Этими пышными эпитетами Биндону было угодно обозначить известные отклонения от нормальных отправлений природы, столь же непристойные, сколь и вредные для здоровья. К этим отклонениям его привели дурно направленное тщеславие и несдержанное любопытство. Некоторое время он сидел, размышляя о том, как много в душе его было от эллинов, и от Нерона, и от итальянского Ренессанса и так далее. Вот даже и теперь — не попробовать ли все-таки написать сонет? Оставить свой голос векам, как отклик, возникший из бездны, чувственный, зловещий и унылый… На время он забыл про Элизабет. Но в течение получаса он испортил три фонографических цилиндра, получил головную боль и, приняв новую дозу успокоительного, вернулся к великодушию и своим первоначальным намерениям. В конце концов ему пришлось припомнить о Дэнтоне.
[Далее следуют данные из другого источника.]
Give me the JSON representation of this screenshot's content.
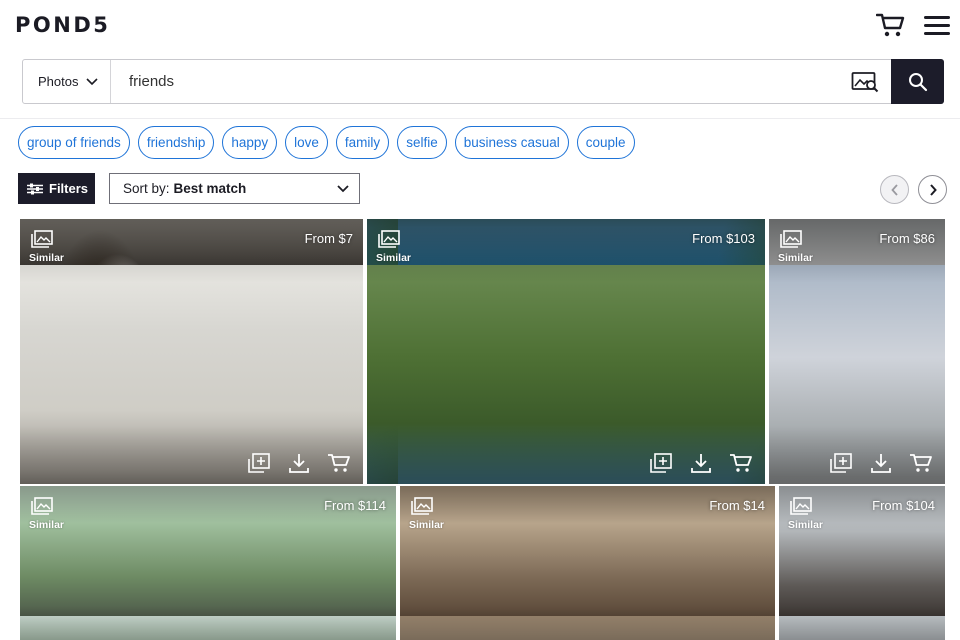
{
  "header": {
    "logo": "POND5",
    "cart_icon": "cart-icon",
    "menu_icon": "hamburger-menu-icon"
  },
  "search": {
    "type_label": "Photos",
    "query": "friends",
    "image_search_icon": "image-search-icon",
    "search_icon": "magnifier-icon"
  },
  "chips": [
    {
      "label": "group of friends"
    },
    {
      "label": "friendship"
    },
    {
      "label": "happy"
    },
    {
      "label": "love"
    },
    {
      "label": "family"
    },
    {
      "label": "selfie"
    },
    {
      "label": "business casual"
    },
    {
      "label": "couple"
    }
  ],
  "toolbar": {
    "filters_label": "Filters",
    "sort_prefix": "Sort by:",
    "sort_value": "Best match"
  },
  "results": [
    {
      "price": "From $7",
      "similar_label": "Similar"
    },
    {
      "price": "From $103",
      "similar_label": "Similar"
    },
    {
      "price": "From $86",
      "similar_label": "Similar"
    },
    {
      "price": "From $114",
      "similar_label": "Similar"
    },
    {
      "price": "From $14",
      "similar_label": "Similar"
    },
    {
      "price": "From $104",
      "similar_label": "Similar"
    }
  ],
  "colors": {
    "accent_blue": "#1f74d8",
    "dark_navy": "#1c1c2a"
  }
}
Понадобилось все напряжение его новоявленного благородства, чтобы помириться с Дэнтоном. Но в конце концов этот великий, непонятый миром страдалец с помощью смягчительного лекарства и мысли о смерти проглотил также эту последнюю пилюлю.
Если он сделает оговорку относительно Дэнтона, если выкажет хоть малейшее недоверие, Элизабет поймет это неправильно. Пусть же она остается при этом Дэнтоне. Его великое сердце примет и эту последнюю горечь. Он не будет думать о Дэнтоне. Он будет думать только об Элизабет. Он встал со вздохом и подошел к телефону, чтобы вызвать своего нотариуса. Через десять минут завещание, составленное по всей форме и даже скрепленное свежим отпечатком большого пальца Биндона, лежало под замком у нотариуса, за три мили от этого уютного кабинета.
После этого с минуту или две Биндон просидел молча и не шевелясь. Вдруг он вздрогнул и тотчас же приложил руку к больному боку. Затем он быстро вскочил и бросился к телефону. Общество Легкой Смерти редко получало от клиента такой поспешный заказ…
И таким образом вышло, что Дэнтон и его Элизабет, сверх всякого ожидания, вышли, не разлучившись, из той рабской неволи, в которую они впали. Элизабет стряхнула с себя вместе с синей ливреей саму память рабочего подвала и нищенской спальни в казенном дортуаре, как стряхивают кошмар. Судьба дала им вернуться обратно к солнцу и свету. Как только им стало известно о завещании, сама мысль провести еще один день в этом унижении стала нестерпимой. Они тотчас же вернулись по бесконечным лифтам и лестницам в те этажи, откуда их изгнало разорение. В первые дни чувство избавления затмевало все. Даже думать о жизни в подвалах было невозможно. Много месяцев прошло, пока Элизабет избавилась от этого чувства и стала вспоминать с унылой жалостью тех униженных женщин, которые все так же томились внизу, утешаясь сплетнями и воспоминаниями о прежних безумствах и выколачивая на утомительной работе свои последние силы.
Даже в выборе новой квартиры Дэнтонов сказалось это жгучее чувство освобождения. Они выбрали комнаты на самом краю города. У них было место на кровле и балкон на городской степе, широко открытый солнцу и ветру, с видом на небо и поле.